Earning the cape

by Val

Insurance denied the genetic testing I had done to help make treatment planning decisions. Insurance doesn’t think I have enough cancer for them to cover it. Luckily I’m considered young enough by someone that it’s covered by the somebody so there will be no charge to me. I don’t know who that is but I’m thankful for them. I got the results back and I’m not a mutant! They didn’t actually say those words but that was my interpretation when they said that my genetic testing showed there was no mutations. I did a happy dance and felt relief because it means I’m not carrying the BRCA gene.

Surgery scheduled for Nov 8th. I am going the double mastectomy route. Peace of mind and cosmetics plays big factors in that decision. I’ve spent this week getting ready for surgery and trying to wrap things up at work as this upcoming week will be my last week in the office for just a bit.

We tried to do some self-care on Sunday but backfired on me a bit. The massage lady was a bit aggressive. I have a scratch of some sort near my neck and I feel pretty certain it’s because she may have chipped me for tracking or something. Maybe we should recheck that mutant thing.

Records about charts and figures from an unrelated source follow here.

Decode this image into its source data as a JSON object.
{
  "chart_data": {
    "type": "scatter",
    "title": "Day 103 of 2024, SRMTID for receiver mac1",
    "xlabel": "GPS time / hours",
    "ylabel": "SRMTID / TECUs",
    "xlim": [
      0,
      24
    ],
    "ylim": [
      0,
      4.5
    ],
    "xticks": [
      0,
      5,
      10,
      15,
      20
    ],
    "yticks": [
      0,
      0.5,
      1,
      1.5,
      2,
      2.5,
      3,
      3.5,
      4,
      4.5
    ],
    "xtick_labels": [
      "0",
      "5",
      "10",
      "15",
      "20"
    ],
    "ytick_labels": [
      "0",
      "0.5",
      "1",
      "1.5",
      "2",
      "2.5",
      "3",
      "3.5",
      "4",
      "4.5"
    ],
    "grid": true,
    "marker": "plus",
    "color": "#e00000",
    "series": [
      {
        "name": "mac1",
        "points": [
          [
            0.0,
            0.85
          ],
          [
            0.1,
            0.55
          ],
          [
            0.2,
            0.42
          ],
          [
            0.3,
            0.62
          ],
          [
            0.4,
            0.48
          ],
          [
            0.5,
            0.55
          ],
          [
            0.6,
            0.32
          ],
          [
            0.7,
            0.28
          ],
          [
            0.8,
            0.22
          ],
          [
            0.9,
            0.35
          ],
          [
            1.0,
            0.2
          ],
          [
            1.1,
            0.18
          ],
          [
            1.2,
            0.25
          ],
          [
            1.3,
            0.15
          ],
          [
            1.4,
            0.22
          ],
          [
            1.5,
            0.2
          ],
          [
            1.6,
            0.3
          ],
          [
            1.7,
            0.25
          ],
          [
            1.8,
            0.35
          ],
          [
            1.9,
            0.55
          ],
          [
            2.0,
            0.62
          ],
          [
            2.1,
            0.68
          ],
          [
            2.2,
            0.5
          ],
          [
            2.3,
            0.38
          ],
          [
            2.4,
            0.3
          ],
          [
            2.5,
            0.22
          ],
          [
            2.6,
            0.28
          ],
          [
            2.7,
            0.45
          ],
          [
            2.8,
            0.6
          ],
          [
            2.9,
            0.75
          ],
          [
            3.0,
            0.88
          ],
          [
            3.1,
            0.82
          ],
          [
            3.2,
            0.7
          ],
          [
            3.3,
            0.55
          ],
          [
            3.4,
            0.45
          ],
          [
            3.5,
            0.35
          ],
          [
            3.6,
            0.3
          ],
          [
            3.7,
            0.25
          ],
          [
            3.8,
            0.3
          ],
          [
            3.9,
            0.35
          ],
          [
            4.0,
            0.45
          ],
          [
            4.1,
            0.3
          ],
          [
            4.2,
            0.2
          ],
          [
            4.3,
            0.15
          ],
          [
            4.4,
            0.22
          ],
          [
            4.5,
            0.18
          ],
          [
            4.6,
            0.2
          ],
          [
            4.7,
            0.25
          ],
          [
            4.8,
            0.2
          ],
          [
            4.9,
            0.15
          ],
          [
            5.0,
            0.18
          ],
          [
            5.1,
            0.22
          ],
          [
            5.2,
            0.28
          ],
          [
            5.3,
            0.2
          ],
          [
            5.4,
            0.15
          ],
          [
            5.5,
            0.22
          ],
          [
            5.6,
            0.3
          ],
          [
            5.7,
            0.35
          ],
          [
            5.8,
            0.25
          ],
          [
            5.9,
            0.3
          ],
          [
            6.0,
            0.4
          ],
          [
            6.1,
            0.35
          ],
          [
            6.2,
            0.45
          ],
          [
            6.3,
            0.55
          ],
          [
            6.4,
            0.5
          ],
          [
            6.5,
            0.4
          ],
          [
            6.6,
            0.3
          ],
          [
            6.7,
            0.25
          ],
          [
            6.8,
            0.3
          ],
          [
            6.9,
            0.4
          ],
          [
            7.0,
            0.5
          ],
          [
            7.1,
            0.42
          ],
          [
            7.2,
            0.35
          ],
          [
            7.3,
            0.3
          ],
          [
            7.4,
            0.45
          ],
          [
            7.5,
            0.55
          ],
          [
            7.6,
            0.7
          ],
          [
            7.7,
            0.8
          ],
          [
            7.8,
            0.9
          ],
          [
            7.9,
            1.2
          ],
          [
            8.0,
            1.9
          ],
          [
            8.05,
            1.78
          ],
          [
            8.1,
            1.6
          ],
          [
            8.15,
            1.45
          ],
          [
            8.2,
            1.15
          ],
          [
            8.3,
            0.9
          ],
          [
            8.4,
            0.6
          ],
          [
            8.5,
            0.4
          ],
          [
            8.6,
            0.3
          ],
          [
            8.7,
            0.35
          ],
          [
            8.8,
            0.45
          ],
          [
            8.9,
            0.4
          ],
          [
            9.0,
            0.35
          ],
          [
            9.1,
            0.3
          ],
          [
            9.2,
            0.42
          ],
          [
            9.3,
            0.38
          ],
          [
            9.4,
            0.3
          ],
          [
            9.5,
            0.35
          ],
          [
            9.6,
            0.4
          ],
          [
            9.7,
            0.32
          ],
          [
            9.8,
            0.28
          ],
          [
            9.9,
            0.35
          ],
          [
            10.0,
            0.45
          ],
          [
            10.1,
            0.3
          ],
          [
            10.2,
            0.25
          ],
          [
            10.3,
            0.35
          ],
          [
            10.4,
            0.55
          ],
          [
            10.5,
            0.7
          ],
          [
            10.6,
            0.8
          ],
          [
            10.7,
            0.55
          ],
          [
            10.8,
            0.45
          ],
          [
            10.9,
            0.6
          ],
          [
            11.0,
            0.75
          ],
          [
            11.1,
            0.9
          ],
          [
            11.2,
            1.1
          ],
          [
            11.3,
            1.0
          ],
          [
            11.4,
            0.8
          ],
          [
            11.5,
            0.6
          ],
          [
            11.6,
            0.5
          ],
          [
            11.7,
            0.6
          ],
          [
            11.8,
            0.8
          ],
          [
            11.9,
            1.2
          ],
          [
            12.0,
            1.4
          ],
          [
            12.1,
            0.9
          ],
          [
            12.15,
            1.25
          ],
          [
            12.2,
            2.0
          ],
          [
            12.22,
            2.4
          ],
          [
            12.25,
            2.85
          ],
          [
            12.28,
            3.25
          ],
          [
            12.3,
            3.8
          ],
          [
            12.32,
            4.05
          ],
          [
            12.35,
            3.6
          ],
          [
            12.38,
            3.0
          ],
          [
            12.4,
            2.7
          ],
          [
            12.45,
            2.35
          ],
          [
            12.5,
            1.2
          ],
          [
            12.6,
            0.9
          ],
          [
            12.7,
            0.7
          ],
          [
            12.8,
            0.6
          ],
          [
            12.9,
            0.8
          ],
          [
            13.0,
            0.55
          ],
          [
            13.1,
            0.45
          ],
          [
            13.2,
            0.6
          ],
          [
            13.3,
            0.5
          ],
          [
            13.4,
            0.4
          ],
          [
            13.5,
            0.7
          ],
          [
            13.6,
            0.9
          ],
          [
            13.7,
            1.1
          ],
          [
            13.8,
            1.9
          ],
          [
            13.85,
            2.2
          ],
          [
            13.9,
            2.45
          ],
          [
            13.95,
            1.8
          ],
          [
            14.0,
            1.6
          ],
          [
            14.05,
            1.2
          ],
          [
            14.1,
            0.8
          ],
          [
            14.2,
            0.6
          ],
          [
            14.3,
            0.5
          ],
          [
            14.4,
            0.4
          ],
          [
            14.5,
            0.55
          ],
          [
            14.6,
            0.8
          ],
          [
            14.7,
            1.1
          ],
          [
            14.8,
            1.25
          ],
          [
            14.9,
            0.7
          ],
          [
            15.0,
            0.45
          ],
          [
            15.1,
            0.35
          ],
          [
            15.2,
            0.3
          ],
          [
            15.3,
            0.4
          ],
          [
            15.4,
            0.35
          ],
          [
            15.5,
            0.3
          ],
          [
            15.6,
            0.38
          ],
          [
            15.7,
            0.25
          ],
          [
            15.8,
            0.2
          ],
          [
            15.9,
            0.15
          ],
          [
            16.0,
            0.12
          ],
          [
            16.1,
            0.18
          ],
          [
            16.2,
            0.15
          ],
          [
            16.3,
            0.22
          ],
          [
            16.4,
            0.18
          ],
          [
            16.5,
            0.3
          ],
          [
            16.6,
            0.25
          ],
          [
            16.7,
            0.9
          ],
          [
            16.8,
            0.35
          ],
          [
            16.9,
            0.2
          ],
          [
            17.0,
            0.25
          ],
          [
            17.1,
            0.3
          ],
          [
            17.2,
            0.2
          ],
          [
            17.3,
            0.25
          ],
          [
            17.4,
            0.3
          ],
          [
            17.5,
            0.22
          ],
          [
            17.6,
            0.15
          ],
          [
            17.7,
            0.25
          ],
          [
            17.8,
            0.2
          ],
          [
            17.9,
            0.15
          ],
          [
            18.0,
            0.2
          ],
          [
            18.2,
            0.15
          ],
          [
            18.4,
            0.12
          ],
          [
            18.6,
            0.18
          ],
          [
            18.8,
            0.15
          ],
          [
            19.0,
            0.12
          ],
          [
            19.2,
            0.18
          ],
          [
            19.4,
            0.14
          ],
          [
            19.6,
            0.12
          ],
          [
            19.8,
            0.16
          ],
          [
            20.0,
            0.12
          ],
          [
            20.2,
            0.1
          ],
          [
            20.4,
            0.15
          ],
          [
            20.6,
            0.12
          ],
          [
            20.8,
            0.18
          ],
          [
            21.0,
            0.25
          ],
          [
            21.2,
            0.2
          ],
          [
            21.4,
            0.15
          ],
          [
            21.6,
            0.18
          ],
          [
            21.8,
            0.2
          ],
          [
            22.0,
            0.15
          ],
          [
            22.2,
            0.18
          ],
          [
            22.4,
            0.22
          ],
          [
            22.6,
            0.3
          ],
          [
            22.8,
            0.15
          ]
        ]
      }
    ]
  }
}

When I waiting for diagnosis my friends and I joked that if I had cancer I would let them know by sending a text that said “I’m getting a t-shirt”. In our area t-shirts are a common fund raiser for those diagnosed with cancer. because in our area cancer. I did in fact send them that text the day I got diagnosed. Now here we are and I actually have a t-shirt.

My dear friend Shelly took the lead on designing the t-shirt and it is beautiful. It is all things me and when I the design I cried humble tears, appreciation tears and fear tears all at once. Such a beautiful sign of support was also a sign of what this all is.

I have been feeling like there is a weight on my chest and that I need to take deep breaths often. I thought that since cancer is sitting on my chest that is what is causing the feeling. I actually assumed that when the tumor gets the boot this week that feeling would fade. This feeling is not there all the time. During a phone interview for pre-op the nurse gave me insight that the weight might actually be anxiety or panic attacks. I don’t know why I didn’t think of that.

I have had a panic attack one time in college complete with breathing into a paper bag and everything. There have been times in the past when I felt the jitters and I was sure I could feel my blood moving through my body just barely underneath the surface of my skin. I’ve had the overwhelming feeling of needing to cry to release too much over everything going on inside of me.

Through the years I have learned ways to cope with feelings or even prevent it. Coping skills like finding a routine or mediating. Presently I’ve been so wrapped up in getting ready, educating myself, planning, doing, doing, and doing that I have not stopped to do what I know I need to. I’ve been trying to prove to myself that I can handle this and I am ok but instead I am actually making myself not as ok as I would like. Thoughts like “I’ll take care of all that after surgery. I’ll have nothing but time”.

I have let my mask fall down with Carl and few other people but I guess most of the time I was still seeing the mask even when I looked in the mirror. I’m being vulnerable in even admitting this to all of you and the tears are falling while I type this. I don’t like admitting that sometimes I’m not as together as I think I am. Yes I know, nobody is perfect, nobody has to have it together all the time. I know all the things that I would say to someone else if this wasn’t me we were talking about. I may take earning that Wonder Woman cape a little too serious.

I have to work on giving myself grace and leaning on other people. I have to get up in the morning and do that meditating that I know helps me so much. I have to write more and research less. I had to spend time with people who are good for my soul. I’ve done that and I am committed to continuing to do it. I would like to say I won’t slip again. I will. If all this is not enough then I need to go talk to the doctor like the stranger suggested.

The support we’ve been shown by many of the Val squad members is overwhelming and so humbling. I’m not sure I understand it but I so appreciate it. People being so good to me makes me cry. The only thing I can figure out is that the tears have to come out to make room for all the love everyone is pouring into us because my heart is so full it needs more room. I feel like I’m growing and I will be different coming out of this. People say it’s because of the cancer but I think it’s because of all of the support.